[spectre] acceptable ethic cleansing while we sleep..

JSalloum@aol.com JSalloum@aol.com
Sun, 3 Nov 2002 15:04:03 EST


>From National Geographic, October 2002


No Respite for West Bank Locals


By Andrew Cockburn



The latest news from the West Bank, occupied by Israel since June 

1967, differs from earlier reports only in that the situation for the 

vast majority of inhabitants has grown even worse. Take, for example, 

one of the most fundamental human requirements: water. The drought 

that has been ravaging the entire Middle East for several years hit 

Israel hard, and Palestinians, according to the Israeli human rights 

organization B'Tselem, have been undergoing "a severe water 

shortage." Two hundred thousand Palestinians on the West Bank found 

themselves without any access to a water pipeline network and 

therefore had to rely in part on supplies brought in by tanker, which 

cost them three to five times as much as piped water.

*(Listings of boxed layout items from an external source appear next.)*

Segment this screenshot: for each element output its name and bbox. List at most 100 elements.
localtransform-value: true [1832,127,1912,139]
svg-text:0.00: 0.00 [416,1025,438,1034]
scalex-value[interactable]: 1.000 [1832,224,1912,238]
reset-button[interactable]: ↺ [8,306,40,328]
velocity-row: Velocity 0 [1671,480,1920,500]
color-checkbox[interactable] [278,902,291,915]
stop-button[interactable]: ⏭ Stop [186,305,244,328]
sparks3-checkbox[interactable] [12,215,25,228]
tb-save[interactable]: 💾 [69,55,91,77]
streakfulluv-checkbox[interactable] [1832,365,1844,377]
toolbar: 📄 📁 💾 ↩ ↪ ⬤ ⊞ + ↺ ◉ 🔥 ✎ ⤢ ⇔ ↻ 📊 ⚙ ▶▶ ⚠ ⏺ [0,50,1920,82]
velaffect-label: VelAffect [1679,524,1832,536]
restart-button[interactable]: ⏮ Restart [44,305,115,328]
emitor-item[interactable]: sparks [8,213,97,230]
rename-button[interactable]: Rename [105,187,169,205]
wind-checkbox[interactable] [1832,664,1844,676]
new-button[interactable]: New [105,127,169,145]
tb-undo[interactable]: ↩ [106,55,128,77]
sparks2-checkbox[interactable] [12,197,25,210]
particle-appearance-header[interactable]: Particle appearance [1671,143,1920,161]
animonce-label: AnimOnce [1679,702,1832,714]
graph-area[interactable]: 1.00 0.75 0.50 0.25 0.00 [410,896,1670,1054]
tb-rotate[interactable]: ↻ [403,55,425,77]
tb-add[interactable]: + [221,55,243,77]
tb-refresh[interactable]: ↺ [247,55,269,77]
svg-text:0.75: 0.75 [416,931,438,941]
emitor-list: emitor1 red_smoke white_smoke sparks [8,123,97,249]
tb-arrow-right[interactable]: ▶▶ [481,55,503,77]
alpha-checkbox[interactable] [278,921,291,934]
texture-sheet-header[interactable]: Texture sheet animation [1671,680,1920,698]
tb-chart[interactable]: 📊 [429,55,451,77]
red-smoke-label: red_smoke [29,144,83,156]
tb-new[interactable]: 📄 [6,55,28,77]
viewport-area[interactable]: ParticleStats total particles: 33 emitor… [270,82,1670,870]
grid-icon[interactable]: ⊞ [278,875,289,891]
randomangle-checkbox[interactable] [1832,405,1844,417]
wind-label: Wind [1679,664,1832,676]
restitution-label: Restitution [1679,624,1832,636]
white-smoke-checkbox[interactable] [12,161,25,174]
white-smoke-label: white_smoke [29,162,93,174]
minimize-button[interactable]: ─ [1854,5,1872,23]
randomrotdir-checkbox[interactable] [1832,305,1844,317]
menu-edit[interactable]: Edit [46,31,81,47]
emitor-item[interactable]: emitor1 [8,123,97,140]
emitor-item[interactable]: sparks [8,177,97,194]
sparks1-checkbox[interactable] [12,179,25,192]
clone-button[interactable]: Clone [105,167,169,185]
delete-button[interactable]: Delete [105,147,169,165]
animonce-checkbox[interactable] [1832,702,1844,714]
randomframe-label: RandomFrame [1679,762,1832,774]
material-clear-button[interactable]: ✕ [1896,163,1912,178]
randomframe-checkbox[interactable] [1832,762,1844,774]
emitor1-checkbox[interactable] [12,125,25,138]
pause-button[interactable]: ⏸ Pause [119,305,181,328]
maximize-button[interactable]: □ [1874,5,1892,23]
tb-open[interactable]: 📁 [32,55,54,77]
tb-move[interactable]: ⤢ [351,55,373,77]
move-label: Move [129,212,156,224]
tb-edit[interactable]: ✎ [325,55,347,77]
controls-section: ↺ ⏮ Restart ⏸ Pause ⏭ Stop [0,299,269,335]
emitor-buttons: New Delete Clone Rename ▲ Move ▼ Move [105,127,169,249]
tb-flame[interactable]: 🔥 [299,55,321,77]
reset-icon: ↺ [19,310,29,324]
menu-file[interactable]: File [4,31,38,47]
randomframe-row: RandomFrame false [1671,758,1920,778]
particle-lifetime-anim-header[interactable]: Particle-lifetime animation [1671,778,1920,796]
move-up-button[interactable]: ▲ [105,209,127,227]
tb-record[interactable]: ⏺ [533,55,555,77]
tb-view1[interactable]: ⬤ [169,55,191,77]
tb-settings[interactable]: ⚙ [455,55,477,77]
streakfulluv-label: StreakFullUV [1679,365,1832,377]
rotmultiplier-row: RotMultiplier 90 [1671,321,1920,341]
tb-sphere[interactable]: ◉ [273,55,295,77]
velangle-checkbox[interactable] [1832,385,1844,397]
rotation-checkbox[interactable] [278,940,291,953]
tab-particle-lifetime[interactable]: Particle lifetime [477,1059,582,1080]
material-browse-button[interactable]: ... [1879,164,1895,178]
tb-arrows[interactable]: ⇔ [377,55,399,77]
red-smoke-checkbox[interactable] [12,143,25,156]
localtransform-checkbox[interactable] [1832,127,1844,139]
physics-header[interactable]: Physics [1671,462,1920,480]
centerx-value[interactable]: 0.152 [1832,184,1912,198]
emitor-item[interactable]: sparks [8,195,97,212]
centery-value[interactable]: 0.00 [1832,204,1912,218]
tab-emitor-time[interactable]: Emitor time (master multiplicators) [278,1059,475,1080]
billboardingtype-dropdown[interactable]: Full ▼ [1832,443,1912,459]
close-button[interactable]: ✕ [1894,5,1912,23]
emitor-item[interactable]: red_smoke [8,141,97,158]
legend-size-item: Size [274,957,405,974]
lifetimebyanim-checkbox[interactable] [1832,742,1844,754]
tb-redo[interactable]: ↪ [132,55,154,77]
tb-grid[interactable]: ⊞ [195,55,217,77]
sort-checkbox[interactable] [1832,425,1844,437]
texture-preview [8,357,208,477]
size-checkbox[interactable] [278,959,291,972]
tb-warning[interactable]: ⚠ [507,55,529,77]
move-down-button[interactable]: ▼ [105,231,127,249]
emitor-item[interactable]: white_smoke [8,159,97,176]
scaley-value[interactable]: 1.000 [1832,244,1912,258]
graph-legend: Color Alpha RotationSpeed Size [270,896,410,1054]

However, the tankers often come from areas that are under Israeli 

curfew (meaning that all outside movement is forbidden.) They 

therefore have to wait until the curfew is lifted before filling up 

and setting off to make deliveries. The roughly 8,500 people living 

in the town of Bayt Furik, for example, totally depend in water 

brought in from the city of Nablus, which has been frequently under 

curfew for most of the day since May. The Israeli military 

authorities allow tankers to enter Bayt Furik only between 8 a.m. and 

2 p.m. In consequence, each of the 13 tankers serving the town can 

make only one delivery a day, as opposed to the four or five daily 

deliveries that they usually made before the present disturbances, 

known as the Al Aqsa intifada, began in September 2000. The effect of 

this severe reduction in summer water supply on the town's beef and 

chicken industry has been predictably severe, just one more reason 

why some 70 percent of the inhabitants of the occupied territories 

are living on $2 a day or less.


Besides the curfews, Palestinians are also circumscribed by the 

policy of "internal closure" that restricts travel between towns and 

villages and forces people to forsake the (blockaded) road and travel 

the way they did 150 years ago. As the Israeli newspaper Ha'aretz 

noted on September 4, Palestinians are "walking by foot on dirt 

paths, riding donkeys or tractors (the modern alternative to the 

camel) in order to fulfill basic needs like water, a few vegetables, 

medicines and studies." The distances traveled are expanding all the 

time. It now, on average, takes half a day to get from Hebron to 

Bethlehem (about 15 miles/ 24 kilometers) and several days to get 

from Jenin to Ramallah (about 40 miles/ 64 kilometers).


The occupation and intifada are wreaking an immense toll on the 

Israeli as well as the Palestinian economy. The chairman of the 

Israeli National Security Council recently announced that the 

intifada was causing the equivalent of 2.5 - 3 billion dollars or 

more a year in damage to the economy, and that Israel could not 

"endure the stresses imposed by its security needs" for long.

Increasing numbers of Palestinians are also concluding they can no 

longer endure the situation. While some politicians in the Israeli 

government have long urged the "transfer" of the Palestinian 

population, this now appears to be actually happening. According 

to one Palestinian official, 80,000 people, finding living conditions 

under the occupation unbearable, have left the West Bank and Gaza 

Strip since the beginning of the year, a rise of 50 percent over last 

year. There are reports of thousands more camped near the Jordanian 

border waiting their turn to cross and join millions of their fellow 

countrymen already living in embittered exile.